Does Conceivability Entail Possibility?

As philosophers, we are often in the habit of making claims like the following: "it is impossible for a brick to just pop into existence uncaused out of nothing." Yet, possible worlds semantics throws a monkey wrench into this proposition. For, what if there is a possible world in which things, including bricks, are capable of popping into existence uncaused out of nothing? Most of us do not believe this can happen in the actual world, but it appears to beg the question if we map this principle onto other possible worlds.

This brings up the distinction between metaphysical possibility and logical possibility. It is impossible for me to fly by flapping my arms, but in what sense is this really impossible? Specifically, what is implied by this observation is that it is metaphysically impossible for me to fly by flapping my arms - that is, it is impossible in the actual world. However, one may very well postulate some possible world in which I can fly by flapping my arms, and perhaps this is because there are different natural laws governing that world.

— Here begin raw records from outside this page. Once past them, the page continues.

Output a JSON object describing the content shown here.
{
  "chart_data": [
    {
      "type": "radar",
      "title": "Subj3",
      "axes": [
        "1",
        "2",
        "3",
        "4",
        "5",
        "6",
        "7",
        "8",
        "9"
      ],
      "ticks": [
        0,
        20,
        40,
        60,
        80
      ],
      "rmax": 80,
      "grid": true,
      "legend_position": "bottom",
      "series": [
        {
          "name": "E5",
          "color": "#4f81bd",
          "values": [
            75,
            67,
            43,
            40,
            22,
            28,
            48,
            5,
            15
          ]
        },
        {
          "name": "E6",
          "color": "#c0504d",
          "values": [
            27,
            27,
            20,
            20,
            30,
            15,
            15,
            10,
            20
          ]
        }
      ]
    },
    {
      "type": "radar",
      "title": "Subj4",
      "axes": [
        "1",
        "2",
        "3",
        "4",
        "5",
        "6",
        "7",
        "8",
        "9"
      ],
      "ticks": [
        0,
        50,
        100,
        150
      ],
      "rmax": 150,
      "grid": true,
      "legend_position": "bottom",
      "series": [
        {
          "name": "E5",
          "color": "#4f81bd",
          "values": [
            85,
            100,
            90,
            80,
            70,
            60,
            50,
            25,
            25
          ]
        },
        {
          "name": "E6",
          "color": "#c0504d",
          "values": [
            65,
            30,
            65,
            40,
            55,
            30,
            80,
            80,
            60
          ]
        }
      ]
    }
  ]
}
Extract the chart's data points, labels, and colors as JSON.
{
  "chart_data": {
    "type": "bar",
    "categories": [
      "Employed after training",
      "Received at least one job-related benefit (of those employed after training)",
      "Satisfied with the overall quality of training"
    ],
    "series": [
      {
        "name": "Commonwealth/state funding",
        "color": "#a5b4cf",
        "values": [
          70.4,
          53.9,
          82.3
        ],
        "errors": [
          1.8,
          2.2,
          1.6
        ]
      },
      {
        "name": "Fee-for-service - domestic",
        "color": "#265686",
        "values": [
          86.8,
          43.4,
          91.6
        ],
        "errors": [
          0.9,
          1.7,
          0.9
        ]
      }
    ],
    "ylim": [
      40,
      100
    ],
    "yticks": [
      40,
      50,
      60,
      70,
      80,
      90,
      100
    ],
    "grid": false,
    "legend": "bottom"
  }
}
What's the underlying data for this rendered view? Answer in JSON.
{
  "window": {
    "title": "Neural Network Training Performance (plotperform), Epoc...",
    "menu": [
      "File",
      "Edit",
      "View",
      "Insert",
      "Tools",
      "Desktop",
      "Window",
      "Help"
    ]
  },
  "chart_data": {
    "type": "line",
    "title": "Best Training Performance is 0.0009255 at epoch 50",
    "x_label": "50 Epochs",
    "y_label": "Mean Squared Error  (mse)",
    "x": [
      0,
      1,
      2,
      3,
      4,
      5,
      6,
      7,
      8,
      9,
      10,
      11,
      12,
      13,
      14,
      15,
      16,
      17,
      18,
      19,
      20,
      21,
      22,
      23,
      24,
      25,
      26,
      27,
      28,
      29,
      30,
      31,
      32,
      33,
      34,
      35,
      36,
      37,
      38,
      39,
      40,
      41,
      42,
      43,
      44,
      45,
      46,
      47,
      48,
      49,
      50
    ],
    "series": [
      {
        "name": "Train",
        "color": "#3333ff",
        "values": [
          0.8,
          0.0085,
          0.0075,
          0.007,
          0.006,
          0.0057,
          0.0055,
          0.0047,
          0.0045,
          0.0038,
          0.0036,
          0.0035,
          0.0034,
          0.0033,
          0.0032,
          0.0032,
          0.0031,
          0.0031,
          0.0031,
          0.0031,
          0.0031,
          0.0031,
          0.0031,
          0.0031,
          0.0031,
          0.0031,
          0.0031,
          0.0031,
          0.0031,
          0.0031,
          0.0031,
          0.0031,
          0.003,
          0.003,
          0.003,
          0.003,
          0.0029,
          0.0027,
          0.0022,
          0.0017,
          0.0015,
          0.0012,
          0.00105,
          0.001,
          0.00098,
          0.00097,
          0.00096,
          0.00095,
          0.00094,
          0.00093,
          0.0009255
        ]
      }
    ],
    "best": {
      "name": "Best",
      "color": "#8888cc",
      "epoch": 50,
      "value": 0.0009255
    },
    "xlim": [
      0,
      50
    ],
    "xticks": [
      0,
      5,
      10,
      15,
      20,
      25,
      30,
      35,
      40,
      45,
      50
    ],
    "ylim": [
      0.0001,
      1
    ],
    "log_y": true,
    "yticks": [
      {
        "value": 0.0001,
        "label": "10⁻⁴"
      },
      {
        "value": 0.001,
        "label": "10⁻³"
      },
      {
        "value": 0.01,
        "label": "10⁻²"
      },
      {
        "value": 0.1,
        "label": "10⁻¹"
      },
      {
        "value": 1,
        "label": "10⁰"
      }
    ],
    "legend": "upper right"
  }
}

However, the ability to postulate something (or the fact that one may conceive of some possible world in which X is the case), I believe, does not always establish that it really is possible, even in the strictly logical sense. This is especially pertinent whenever we are discussing the existence of a logically necessary being, or a being that exists in all possible worlds. One may very well conceive of a possible world with no necessary being, and without any contradiction to be found, it is said that this truly is a possible world. And, if a necessary being does not exist in any one possible world, it follows that it does not exist in any possible world at all, the actual world included. After all, if a necessary being exists in only some, but not all, possible worlds, it is not necessary to begin with, but contingent.*

Let's turn the tables now, though. It is just as easy for me to conceive of a possible world in which a necessary being does exist, and neither does this appear to be contradictory. Given S5, it follows that a necessary being actually exists. Yet, the opponent of this argument will not accept that a necessary being actually exists. This implies that possibility is not determined by mere conceivability, since the same standard can be used to establish mutually exclusive propositions. Think of it this way:

1. If X is conceivable, then X is possible.
2. It is conceivable that a necessary being does not exist in some possible world.
3. Hence, there is a possible world in which no necessary being exists.
4. Therefore, a necessary being does not exist. (This only follows once "necessity" is understood as logical necessity)
5. It is conceivable that a necessary being exists in some possible world.
6. Hence, there is a possible world in which a necessary being exists.
7. Therefore, a necessary being exists.

(4) and (7) contradict one another, which means that something must be wrong with our starting principle in (1).

*This objection can only apply to arguments that attempt to establish, say, God's logical necessity. They are impertinent to God's metaphysical necessity.